Eric Drouet et la délégation de Gilets jaunes qui devaient être reçus par des sénateurs ce 9 avril, avant l’examen du projet de loi Pacte en nouvelle lecture, ont appris peu avant leur audition qu’ils n’étaient plus invités. Cité par l’AFP, Philippe de Veulle, cofondateur du collectif «Robes noires et gilets jaunes», qui faisait partie de la délégation, pointe «des motifs politiques de haut niveau».

Le président du groupe centriste au Sénat, Hervé Marseille, a expliqué à Public Sénat : «Il y a un groupe de Gilets jaunes qui devait être reçu pour évoquer la privatisation d’ADP. On a demandé à Madame Fournier de les recevoir. On a découvert qu’il y aurait Monsieur Drouet, cela a créé une petite polémique.

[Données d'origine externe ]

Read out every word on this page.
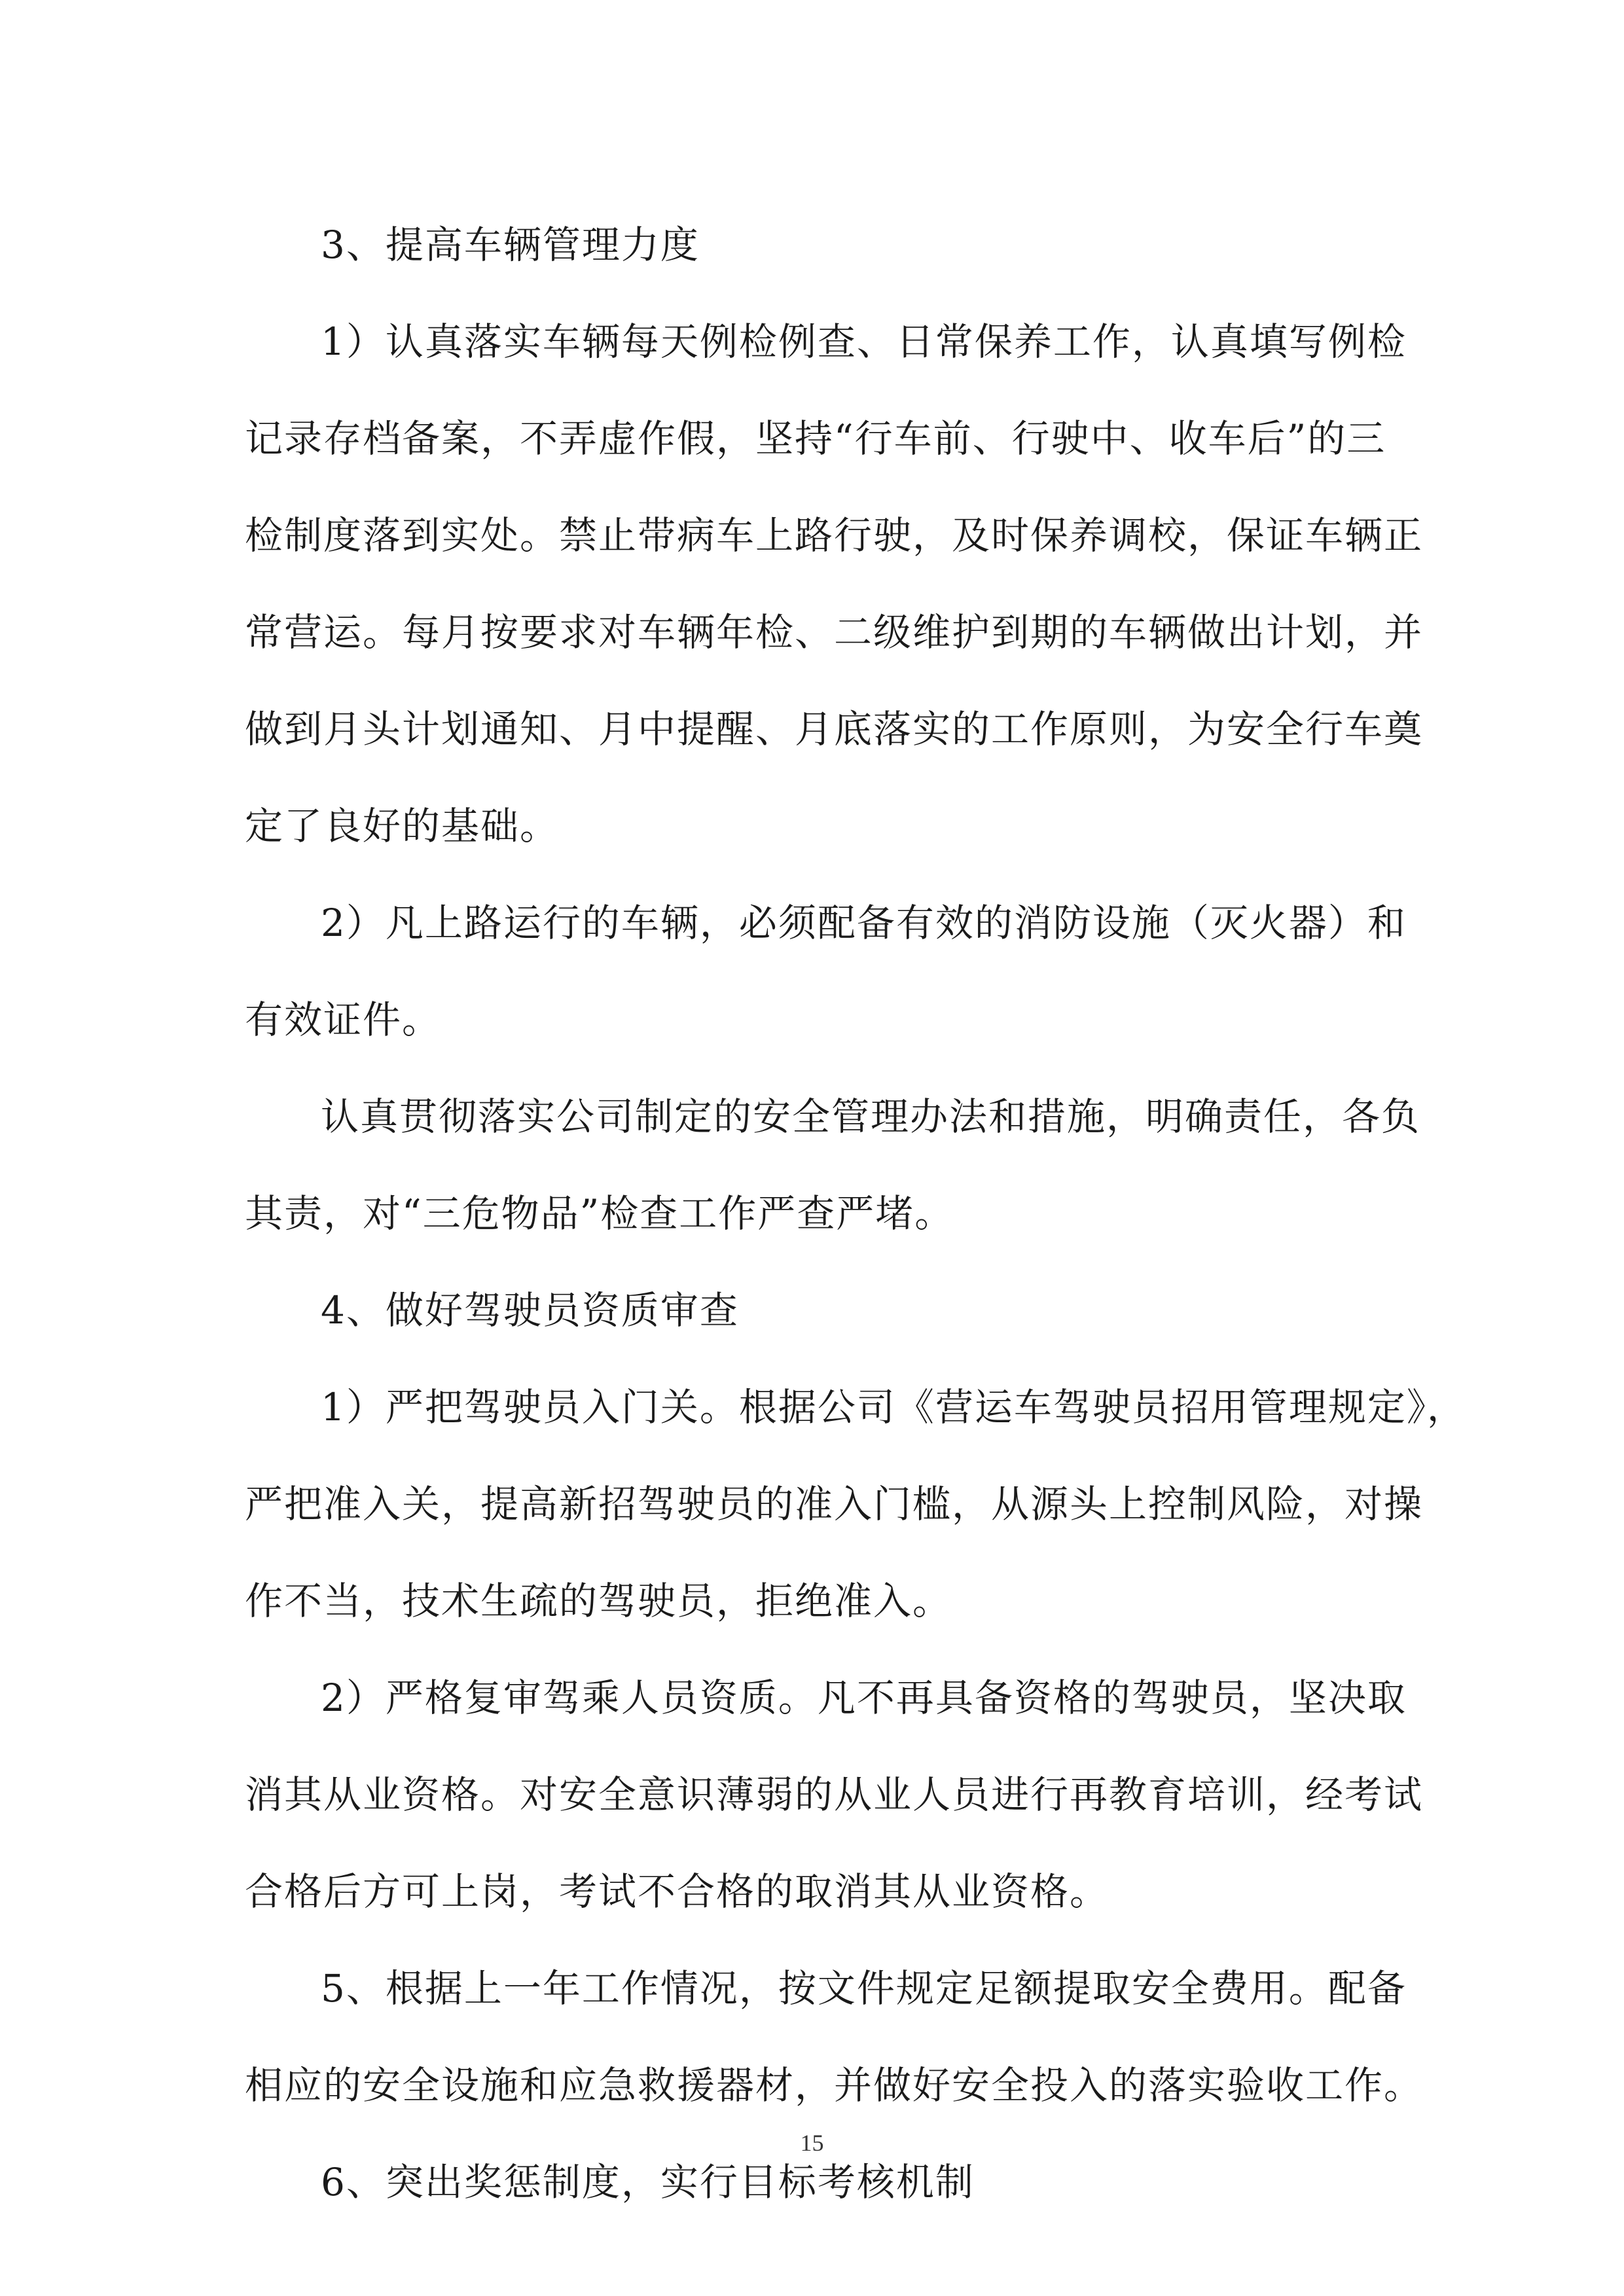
3、提高车辆管理力度
1）认真落实车辆每天例检例查、日常保养工作，认真填写例检
记录存档备案，不弄虚作假，坚持“行车前、行驶中、收车后”的三
检制度落到实处。禁止带病车上路行驶，及时保养调校，保证车辆正
常营运。每月按要求对车辆年检、二级维护到期的车辆做出计划，并
做到月头计划通知、月中提醒、月底落实的工作原则，为安全行车奠
定了良好的基础。
2）凡上路运行的车辆，必须配备有效的消防设施（灭火器）和
有效证件。
认真贯彻落实公司制定的安全管理办法和措施，明确责任，各负
其责，对“三危物品”检查工作严查严堵。
4、做好驾驶员资质审查
1）严把驾驶员入门关。根据公司《营运车驾驶员招用管理规定》，
严把准入关，提高新招驾驶员的准入门槛，从源头上控制风险，对操
作不当，技术生疏的驾驶员，拒绝准入。
2）严格复审驾乘人员资质。凡不再具备资格的驾驶员，坚决取
消其从业资格。对安全意识薄弱的从业人员进行再教育培训，经考试
合格后方可上岗，考试不合格的取消其从业资格。
5、根据上一年工作情况，按文件规定足额提取安全费用。配备
相应的安全设施和应急救援器材，并做好安全投入的落实验收工作。
6、突出奖惩制度，实行目标考核机制
15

Le ministre de l’Economie, Monsieur Le Maire, s’en est ému et, je crois, a appelé Madame Fournier.» Présent sur France info, Bruno Le Maire s’est dit «étonné» qu’Eric Drouet soit reçu au Sénat ajoutant qu’il «ne trouvait pas cette invitation responsable».

Démenti sénatorial

Pourtant à l’AFP, la présidente de la commission spéciale sur le projet de loi Pacte Catherine Fournier se défend : «Le Sénat n’a jamais travaillé sur intimidation ou sur pression.» Reconnaissant avoir reçu un appel de Bruno Le Maire, elle souligne que «ce n’est pas ce qui a finalement déclenché la décision». Cette dernière affirme que la décision provient de la présidence du Sénat, en accord avec les sénateurs, à propos d’un potentiel «risque de trouble à l’ordre public». La demande de rencontre avait été formulée il y a une quinzaine de jours à la présidence du Sénat, selon la sénatrice du Pas-de-Calais, sans qu’il soit question de la présence d’Eric Drouet. Sur LCI, la secrétaire d’Etat Emmanuelle Wargon a rappelé que l’annulation n’avait «rien à voir avec l’exécutif sous aucune forme».

Eric Drouet a réagi sur RT France critiquant une décision qui serait imputable, selon lui, au ministre de l’Economie. «On ne pouvait pas inviter quelqu’un comme moi, qui selon [Bruno Le Maire] invitait à la casse», a-t-il expliqué ajoutant que le gouvernement tentait de lui «coller une image» et que le pouvoir cherchait «des têtes à abattre».

Laurence Sailliet, porte-parole des Républicains s’est félicitée de cette résiliation sur Twitter : «L’annulation de la venue du factieux Eric Drouet au Sénat est une bonne nouvelle pour la République !».

De son côté, la sénatrice écologiste de Paris, Esther Benbassa, conteste ce qu’elle considère comme de l’ostracisme. «Le Sénat est une maison commune. Il doit rester ouvert à tous les citoyens. On peut penser ce qu’on veut d’Eric Drouet. Mais lui fermer la porte est absurde», a-t-elle affirmé sur ses réseaux sociaux. La sénatrice avait reçu début décembre une délégation de Gilets jaunes précisant que «tout s’était parfaitement passé».